Online Safety – Parent Tips
Help Keep Children Safe Online Presentation (PDF)
On 6 February, 2012 a Parents’ Information Evening was held in school on the subject of Cyberbullying and internet safety. It was a very cold, wet evening but many parents from Rushcliffe and other local schools braved the weather!
Lorna Naylor, Nottinghamshire Anti Bully Co-ordinator, gave us lots of information and tips for keeping ourselves and our children safe online. Her Powerpoint presentation and other resources are available now through the school web-site, We will be organising a similar event early in the Spring Term 2013.
Follow the link to the ‘Family Agreement’ on safe use of the internet. As a family it is important to have a common understanding of what is and what isn’t appropriate behaviour online. Childnet have provided a list of positive statements to help you make your family values known. It is important that emphasis is not simply placed on the child to make good or bad decisions –all family members should sign up to these values
The following is from Beatbullying who teamed up with the Nominet Trust and the NAHT to produce a report on cyberbullying in schools:
“28% of 11-to-16-year-olds have been deliberately targeted, threatened or humiliated by an individual or group through the use of mobile phones or the internet. This suggests that one-in-13 secondary-aged school children have experienced persistent and intentional cyberbullying.” However, The study also reveals a significant reduction in the percentage of children reporting cyberbullying from 33% in 2009 to 17% in 2011.”
“Although this is not conclusive evidence to show that the number of incidents of cyberbullying is decreasing, it may suggest that cyberbullying is becoming increasingly recognised as socially unacceptable.”
A Need To Reinforce Advice For Young People.
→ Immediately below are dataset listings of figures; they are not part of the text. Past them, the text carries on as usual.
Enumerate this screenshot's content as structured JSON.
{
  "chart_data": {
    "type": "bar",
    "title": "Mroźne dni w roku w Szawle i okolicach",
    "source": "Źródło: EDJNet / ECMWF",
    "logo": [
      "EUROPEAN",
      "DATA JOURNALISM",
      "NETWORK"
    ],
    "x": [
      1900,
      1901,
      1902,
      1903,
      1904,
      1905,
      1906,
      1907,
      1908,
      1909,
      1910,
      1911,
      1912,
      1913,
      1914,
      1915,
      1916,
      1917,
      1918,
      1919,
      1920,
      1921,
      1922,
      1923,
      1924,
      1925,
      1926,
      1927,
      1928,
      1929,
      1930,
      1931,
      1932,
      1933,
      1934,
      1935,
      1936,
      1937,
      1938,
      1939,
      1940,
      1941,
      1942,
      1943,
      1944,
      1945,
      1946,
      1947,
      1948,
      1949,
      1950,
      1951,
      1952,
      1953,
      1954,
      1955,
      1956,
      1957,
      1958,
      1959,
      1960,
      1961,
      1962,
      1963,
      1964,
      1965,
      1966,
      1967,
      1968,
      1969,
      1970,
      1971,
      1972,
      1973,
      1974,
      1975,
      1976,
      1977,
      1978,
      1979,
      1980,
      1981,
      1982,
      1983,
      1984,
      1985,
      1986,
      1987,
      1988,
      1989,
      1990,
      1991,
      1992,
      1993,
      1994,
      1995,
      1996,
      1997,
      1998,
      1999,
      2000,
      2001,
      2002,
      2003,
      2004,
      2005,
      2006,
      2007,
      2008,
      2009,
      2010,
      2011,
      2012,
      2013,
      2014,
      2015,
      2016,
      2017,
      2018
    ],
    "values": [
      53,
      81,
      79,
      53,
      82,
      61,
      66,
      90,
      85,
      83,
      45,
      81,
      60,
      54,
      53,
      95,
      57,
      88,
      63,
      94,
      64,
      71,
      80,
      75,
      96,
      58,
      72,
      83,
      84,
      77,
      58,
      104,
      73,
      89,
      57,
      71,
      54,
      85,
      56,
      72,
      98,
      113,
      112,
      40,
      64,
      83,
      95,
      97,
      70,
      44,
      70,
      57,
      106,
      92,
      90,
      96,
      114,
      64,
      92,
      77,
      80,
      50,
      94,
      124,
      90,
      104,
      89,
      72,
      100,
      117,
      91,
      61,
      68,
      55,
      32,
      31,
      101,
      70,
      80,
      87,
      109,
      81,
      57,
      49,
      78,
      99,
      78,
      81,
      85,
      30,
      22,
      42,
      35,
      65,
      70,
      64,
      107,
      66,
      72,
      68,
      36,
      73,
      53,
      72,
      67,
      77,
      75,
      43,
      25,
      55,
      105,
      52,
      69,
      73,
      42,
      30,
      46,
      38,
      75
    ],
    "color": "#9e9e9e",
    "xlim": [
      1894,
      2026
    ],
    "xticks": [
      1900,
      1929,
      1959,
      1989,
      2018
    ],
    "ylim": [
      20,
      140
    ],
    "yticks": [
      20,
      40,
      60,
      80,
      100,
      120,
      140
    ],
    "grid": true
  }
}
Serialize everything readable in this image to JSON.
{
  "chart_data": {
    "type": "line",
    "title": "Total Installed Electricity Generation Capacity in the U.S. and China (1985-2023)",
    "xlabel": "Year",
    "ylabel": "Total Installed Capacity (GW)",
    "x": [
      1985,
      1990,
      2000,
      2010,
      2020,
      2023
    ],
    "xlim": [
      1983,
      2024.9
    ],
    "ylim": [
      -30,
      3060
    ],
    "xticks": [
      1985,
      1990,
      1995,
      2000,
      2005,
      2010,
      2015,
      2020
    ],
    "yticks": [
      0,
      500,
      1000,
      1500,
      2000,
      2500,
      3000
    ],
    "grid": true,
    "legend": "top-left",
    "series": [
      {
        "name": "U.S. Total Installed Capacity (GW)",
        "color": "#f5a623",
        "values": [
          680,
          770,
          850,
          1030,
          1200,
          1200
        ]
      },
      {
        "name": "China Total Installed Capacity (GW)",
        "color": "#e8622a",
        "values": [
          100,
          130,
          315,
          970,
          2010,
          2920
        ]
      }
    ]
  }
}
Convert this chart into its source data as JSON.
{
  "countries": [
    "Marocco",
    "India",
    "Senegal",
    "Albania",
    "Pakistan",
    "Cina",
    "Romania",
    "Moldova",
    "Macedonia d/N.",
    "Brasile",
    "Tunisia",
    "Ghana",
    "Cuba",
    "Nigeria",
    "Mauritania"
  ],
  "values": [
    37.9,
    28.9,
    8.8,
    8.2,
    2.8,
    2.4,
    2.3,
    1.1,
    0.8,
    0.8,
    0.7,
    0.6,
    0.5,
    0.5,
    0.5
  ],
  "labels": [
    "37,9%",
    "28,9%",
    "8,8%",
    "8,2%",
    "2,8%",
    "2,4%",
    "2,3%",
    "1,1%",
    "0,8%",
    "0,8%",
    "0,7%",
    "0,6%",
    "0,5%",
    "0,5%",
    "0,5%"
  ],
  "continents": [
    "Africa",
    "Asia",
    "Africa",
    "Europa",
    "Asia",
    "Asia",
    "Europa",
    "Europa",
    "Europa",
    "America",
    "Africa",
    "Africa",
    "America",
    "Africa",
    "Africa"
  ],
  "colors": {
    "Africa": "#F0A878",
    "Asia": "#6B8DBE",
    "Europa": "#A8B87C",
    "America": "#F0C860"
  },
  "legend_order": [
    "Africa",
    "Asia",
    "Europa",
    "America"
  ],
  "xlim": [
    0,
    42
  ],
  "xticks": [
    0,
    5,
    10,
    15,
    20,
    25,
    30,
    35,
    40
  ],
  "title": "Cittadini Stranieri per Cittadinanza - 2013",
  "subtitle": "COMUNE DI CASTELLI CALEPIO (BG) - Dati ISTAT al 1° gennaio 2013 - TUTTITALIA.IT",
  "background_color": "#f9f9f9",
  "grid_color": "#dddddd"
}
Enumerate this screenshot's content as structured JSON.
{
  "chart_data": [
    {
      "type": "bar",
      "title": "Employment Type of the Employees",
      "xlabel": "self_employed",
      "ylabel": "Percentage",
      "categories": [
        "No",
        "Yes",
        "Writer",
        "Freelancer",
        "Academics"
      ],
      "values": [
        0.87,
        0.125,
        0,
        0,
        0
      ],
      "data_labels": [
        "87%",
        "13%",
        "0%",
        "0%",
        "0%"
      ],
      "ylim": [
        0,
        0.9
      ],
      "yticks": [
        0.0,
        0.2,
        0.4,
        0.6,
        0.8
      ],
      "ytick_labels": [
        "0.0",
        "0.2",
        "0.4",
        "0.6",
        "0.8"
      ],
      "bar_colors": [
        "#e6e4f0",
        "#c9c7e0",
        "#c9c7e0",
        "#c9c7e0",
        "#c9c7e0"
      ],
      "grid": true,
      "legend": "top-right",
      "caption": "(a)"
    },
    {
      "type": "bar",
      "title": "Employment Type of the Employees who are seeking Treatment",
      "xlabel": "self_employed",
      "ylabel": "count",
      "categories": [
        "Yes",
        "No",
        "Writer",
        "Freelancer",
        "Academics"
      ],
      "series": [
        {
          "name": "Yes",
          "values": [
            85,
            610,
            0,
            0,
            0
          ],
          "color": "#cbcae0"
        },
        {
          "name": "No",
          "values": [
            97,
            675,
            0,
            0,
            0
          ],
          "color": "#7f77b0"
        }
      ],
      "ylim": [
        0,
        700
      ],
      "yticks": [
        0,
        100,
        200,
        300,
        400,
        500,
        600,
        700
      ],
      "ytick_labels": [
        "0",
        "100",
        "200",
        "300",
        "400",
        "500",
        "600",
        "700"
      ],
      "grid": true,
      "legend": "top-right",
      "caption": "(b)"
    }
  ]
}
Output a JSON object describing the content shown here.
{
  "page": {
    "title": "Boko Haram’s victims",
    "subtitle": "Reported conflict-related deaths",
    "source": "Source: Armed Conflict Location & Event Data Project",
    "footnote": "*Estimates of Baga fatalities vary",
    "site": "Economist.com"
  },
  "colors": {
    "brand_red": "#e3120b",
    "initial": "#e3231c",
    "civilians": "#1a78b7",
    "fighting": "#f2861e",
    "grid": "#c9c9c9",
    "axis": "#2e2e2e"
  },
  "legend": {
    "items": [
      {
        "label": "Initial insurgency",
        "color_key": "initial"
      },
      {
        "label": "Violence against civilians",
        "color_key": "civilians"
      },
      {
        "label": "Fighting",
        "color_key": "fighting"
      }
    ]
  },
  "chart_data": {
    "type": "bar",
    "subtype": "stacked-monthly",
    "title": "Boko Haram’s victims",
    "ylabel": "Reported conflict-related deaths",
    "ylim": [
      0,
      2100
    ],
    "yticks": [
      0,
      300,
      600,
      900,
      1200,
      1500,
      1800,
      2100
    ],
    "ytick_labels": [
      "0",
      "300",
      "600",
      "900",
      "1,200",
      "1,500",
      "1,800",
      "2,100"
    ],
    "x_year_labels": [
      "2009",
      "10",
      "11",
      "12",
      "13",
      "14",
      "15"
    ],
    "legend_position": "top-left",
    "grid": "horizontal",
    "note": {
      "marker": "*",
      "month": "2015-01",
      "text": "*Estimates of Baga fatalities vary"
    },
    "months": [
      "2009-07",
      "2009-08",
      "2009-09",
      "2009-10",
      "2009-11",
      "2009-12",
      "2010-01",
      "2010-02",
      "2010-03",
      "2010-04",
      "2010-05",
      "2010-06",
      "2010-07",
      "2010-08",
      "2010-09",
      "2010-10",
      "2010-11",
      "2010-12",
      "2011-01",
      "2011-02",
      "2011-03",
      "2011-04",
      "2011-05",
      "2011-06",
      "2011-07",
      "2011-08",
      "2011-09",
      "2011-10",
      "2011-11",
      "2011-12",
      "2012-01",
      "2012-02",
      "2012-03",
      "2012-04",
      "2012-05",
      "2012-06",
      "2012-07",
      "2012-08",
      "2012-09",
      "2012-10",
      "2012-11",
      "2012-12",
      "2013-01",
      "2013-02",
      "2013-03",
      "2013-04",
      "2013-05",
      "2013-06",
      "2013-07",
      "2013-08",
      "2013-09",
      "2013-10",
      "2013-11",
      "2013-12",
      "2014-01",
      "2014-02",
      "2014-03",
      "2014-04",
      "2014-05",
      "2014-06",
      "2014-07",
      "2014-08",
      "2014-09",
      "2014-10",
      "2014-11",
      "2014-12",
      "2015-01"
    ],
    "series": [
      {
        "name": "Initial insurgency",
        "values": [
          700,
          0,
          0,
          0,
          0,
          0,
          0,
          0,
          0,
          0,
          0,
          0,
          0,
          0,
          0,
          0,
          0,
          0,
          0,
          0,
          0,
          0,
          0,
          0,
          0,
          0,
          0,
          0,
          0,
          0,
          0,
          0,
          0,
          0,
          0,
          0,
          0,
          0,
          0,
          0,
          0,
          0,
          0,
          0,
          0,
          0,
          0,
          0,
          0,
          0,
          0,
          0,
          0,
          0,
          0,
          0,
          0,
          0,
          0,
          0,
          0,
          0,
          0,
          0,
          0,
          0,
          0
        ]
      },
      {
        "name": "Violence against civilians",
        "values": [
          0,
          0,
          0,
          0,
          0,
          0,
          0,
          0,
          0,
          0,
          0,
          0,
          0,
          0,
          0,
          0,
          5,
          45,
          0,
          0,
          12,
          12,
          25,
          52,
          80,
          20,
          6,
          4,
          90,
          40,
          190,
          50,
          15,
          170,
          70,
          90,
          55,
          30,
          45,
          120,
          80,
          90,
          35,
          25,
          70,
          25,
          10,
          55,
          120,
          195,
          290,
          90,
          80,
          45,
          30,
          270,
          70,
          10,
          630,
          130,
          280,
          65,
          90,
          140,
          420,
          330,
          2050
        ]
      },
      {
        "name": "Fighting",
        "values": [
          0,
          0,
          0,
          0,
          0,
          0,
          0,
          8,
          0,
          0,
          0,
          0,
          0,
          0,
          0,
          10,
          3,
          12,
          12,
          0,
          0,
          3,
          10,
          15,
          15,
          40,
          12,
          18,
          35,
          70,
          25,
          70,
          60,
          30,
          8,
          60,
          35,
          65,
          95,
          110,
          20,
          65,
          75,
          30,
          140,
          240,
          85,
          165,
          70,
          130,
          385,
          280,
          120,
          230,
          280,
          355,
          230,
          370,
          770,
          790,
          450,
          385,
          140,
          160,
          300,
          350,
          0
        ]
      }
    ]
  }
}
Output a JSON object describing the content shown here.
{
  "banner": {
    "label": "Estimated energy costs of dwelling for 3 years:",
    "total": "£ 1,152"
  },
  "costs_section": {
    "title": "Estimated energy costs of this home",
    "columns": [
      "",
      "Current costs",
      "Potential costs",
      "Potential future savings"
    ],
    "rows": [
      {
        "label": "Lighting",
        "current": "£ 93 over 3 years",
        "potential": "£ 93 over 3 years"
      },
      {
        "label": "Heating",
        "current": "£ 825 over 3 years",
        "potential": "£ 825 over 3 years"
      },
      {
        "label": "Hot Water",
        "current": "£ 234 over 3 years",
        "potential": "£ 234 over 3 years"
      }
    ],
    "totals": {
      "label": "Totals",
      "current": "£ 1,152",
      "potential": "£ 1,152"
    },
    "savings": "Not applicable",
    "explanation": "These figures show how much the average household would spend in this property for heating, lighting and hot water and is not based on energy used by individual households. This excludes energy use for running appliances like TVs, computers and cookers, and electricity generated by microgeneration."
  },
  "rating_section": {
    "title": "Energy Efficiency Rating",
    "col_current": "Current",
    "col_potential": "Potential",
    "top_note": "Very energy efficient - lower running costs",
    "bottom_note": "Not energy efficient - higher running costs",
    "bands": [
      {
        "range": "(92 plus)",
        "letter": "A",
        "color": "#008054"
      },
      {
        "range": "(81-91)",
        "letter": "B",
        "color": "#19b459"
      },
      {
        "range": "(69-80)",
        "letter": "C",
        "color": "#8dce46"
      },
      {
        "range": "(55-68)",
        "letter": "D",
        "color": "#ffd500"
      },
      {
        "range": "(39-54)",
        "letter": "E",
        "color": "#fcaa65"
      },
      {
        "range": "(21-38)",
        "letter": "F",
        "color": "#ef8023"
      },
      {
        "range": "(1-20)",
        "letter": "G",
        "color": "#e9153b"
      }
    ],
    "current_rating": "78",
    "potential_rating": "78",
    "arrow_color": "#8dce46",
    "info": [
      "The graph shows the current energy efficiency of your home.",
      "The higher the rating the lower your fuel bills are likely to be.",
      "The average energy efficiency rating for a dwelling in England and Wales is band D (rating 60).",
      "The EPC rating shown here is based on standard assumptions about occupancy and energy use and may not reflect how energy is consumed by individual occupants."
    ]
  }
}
The report suggests that a concern that young people are not following the suggested advice for responding to cyberbullying incidents and that work should be done to reinforce the correct guidance, including:
- Saving abusive messages, but not replying
- Copying and printing evidence
- Taking action to block the person sending the messages
- Contacting the service provider
“However, when children do seek help, it is interesting to note that friends and peers continue to be the network of support that they most commonly refer to: 23% told a friend or peer, whilst only 10% told a teacher or member of staff at their school, and 20% told a parent or another adult.”
Effective Responses to Cyberbullying for Young People. “The methods with the highest success rates in stopping the bullying were
- Pressing the report button and blocking the person who was sending the messages, at 67% and 63% respectively.
- Other proactive responses also return encouraging success rates in stopping the bullying – telling a peer mentor works in 57% of cases, and is as effective as telling a member of school staff.
- Telling a parent or other adult about the bullying was successful in 61%.
- Sending a rude or aggressive retaliatory message to the bully had a success rate of 61%. It could be that in cases where the initial bullying behaviour was not overtly intended as such – where it was perhaps more boredom-related, intended as a ‘joke’ or just to get a reaction – an angry response might shock or scare the person into backing down. However, although this method is reported as working to stop the bullying in certain cases, it is also a clear risk for escalating aggression and shows that more needs to be done in educating young people about positive online behaviour.”
Encouragingly, more respondents reported sending an assertive message back to the perpetrator telling them to leave them alone than responded with aggression; and reassuringly, this had a similar success rate (55%). In addition, the recommended step of saving the bullying message for evidence had almost the same success rate as deleting it, at 58% and 60% respectively.
Ignoring the behaviour only succeeded in stopping the cyberbullying 50% of the time. Where this method worked, it could be due to those bullies seeking attention being disappointed and giving up or moving on to another target due to the lack of a reaction.
Relatively few respondents reported changing their online details or reducing the time they spent online as responses to bullying; these are also the actions with the lowest success rates, at 49% and 43% respectively.”